Ces représentations étaient accompagnées d'une exposition de photographies réalisées par Jerzy Piwowarczyk, un
artiste pluridisciplinaire venu de Pologne, compagnon de longue date de l'Enfumeraie et qui désormais s'exprime essentiellement par la photo. L'oeil toujours aux aguets et le boîtier à portée de
main, il saisit dans la nature des détails qui le frappent et qu'il enferme dans le cadre de son viseur. Son sens aigu de la composition plastique transforme ainsi des bribes de hasard en
véritables tableaux. Ceux que l'on a pu voir dans le hall du théâtre du Lierre trois semaines durant, obtenus à partir d'écorces d'arbres et de morceaux de bois, recréaient de fascinants visages
qui n'étaient pas sans rappeler les masques dont on use au théâtre.

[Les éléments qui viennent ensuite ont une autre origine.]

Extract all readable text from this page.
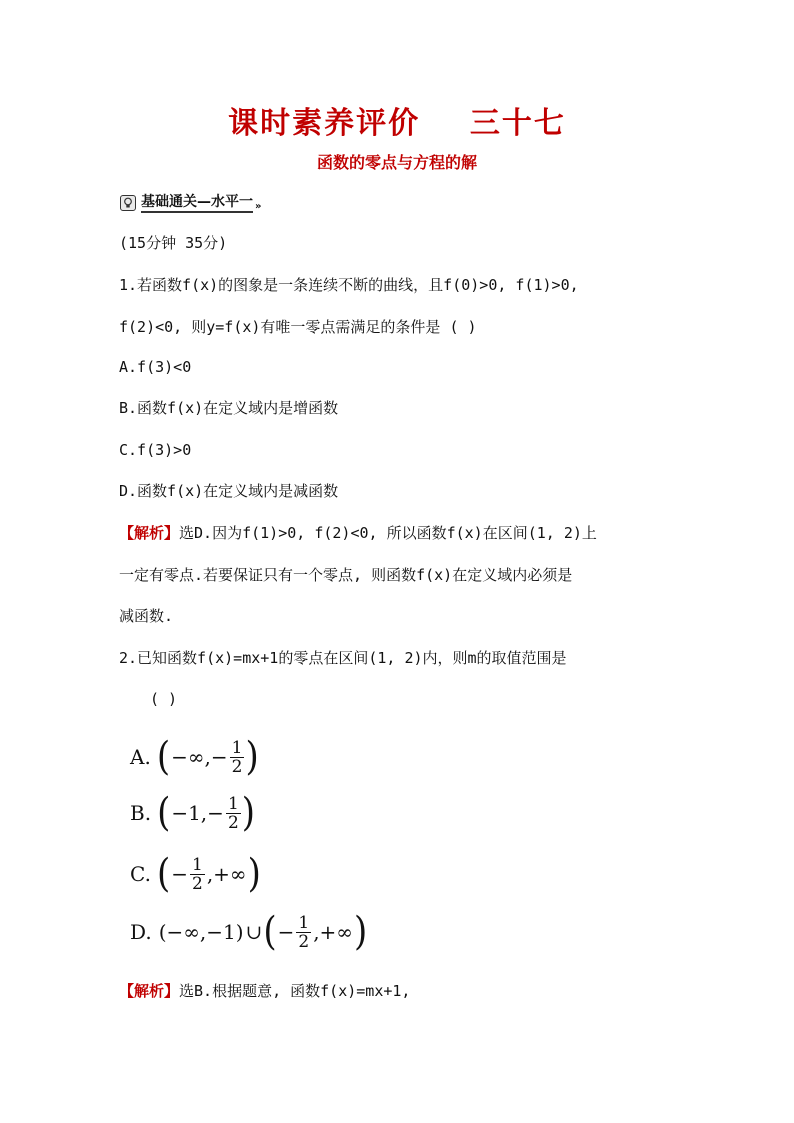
课时素养评价    三十七
函数的零点与方程的解
基础通关—水平一 »
(15分钟 35分)
1.若函数f(x)的图象是一条连续不断的曲线，且f(0)>0, f(1)>0,
f(2)<0, 则y=f(x)有唯一零点需满足的条件是 ( )
A.f(3)<0
B.函数f(x)在定义域内是增函数
C.f(3)>0
D.函数f(x)在定义域内是减函数
【解析】选D.因为f(1)>0, f(2)<0, 所以函数f(x)在区间(1, 2)上
一定有零点.若要保证只有一个零点, 则函数f(x)在定义域内必须是
减函数.
2.已知函数f(x)=mx+1的零点在区间(1, 2)内，则m的取值范围是
( )
A. ( −∞,− $\frac{1}{2}$ )
B. ( $-1,- \frac{1}{2}$ )
C. ( − $\frac{1}{2}$ ,+∞ )
D. (−∞,−1) ∪ ( − $\frac{1}{2}$ ,+∞ )
【解析】选B.根据题意, 函数f(x)=mx+1,
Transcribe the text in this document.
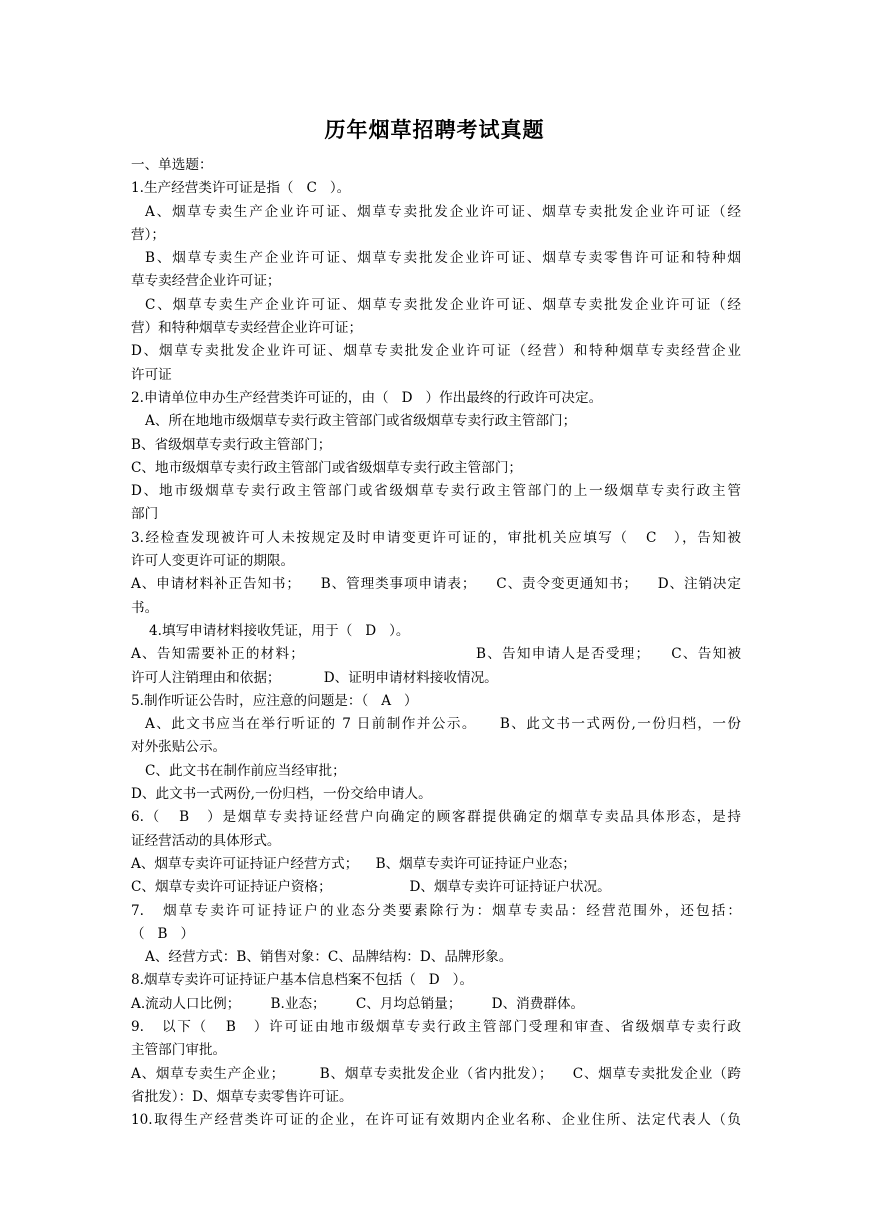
历年烟草招聘考试真题
一、单选题：
1.生产经营类许可证是指（   C   ）。
A、烟草专卖生产企业许可证、烟草专卖批发企业许可证、烟草专卖批发企业许可证（经
营）；
B、烟草专卖生产企业许可证、烟草专卖批发企业许可证、烟草专卖零售许可证和特种烟
草专卖经营企业许可证；
C、烟草专卖生产企业许可证、烟草专卖批发企业许可证、烟草专卖批发企业许可证（经
营）和特种烟草专卖经营企业许可证；
D、烟草专卖批发企业许可证、烟草专卖批发企业许可证（经营）和特种烟草专卖经营企业
许可证
2.申请单位申办生产经营类许可证的，由（   D   ）作出最终的行政许可决定。
A、所在地地市级烟草专卖行政主管部门或省级烟草专卖行政主管部门；
B、省级烟草专卖行政主管部门；
C、地市级烟草专卖行政主管部门或省级烟草专卖行政主管部门；
D、地市级烟草专卖行政主管部门或省级烟草专卖行政主管部门的上一级烟草专卖行政主管
部门
3.经检查发现被许可人未按规定及时申请变更许可证的，审批机关应填写（   C   ），告知被
许可人变更许可证的期限。
A、申请材料补正告知书；    B、管理类事项申请表；    C、责令变更通知书；    D、注销决定
书。
4.填写申请材料接收凭证，用于（   D   ）。
A、告知需要补正的材料；                               B、告知申请人是否受理；    C、告知被
许可人注销理由和依据；          D、证明申请材料接收情况。
5.制作听证公告时，应注意的问题是：（   A   ）
A、此文书应当在举行听证的 7 日前制作并公示。    B、此文书一式两份,一份归档，一份
对外张贴公示。
C、此文书在制作前应当经审批；
D、此文书一式两份,一份归档，一份交给申请人。
6.（   B   ）是烟草专卖持证经营户向确定的顾客群提供确定的烟草专卖品具体形态，是持
证经营活动的具体形式。
A、烟草专卖许可证持证户经营方式；    B、烟草专卖许可证持证户业态；
C、烟草专卖许可证持证户资格；                  D、烟草专卖许可证持证户状况。
7.   烟草专卖许可证持证户的业态分类要素除行为：烟草专卖品：经营范围外，还包括：
（   B   ）
A、经营方式：B、销售对象：C、品牌结构：D、品牌形象。
8.烟草专卖许可证持证户基本信息档案不包括（   D   ）。
A.流动人口比例；       B.业态；       C、月均总销量；       D、消费群体。
9.   以下（   B   ）许可证由地市级烟草专卖行政主管部门受理和审查、省级烟草专卖行政
主管部门审批。
A、烟草专卖生产企业；       B、烟草专卖批发企业（省内批发）；    C、烟草专卖批发企业（跨
省批发）：D、烟草专卖零售许可证。
10.取得生产经营类许可证的企业，在许可证有效期内企业名称、企业住所、法定代表人（负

NB - Cette pièce est l’une des rares que la compagnie de Pascal Larue exporte hors les murs de sa
grange-théâtre implantée à Allones, dans les proches environs du Mans. Créée en 2009, elle sera reprise cet été pendant le festival "off" d’Avignon, du 8 au 31 juillet, tous les soirs
sauf les lundis à 22h30 au théâtre Présence Pasteur. Si vous envisagez d’être avignonnais le temps du festival, prévoyez dans votre agenda une place pour aller voir cette
Électre-là – prévoyez même que vous y reviendrez malgré tout ce qu’il y aura à voir; c’est un spectacle qui exerce une telle attraction et qui pénètre si profond dans l’âme qu’il est
difficile de se contenter d’une seule représentation.
Lire ici l'entretien avec Pascal
Larue.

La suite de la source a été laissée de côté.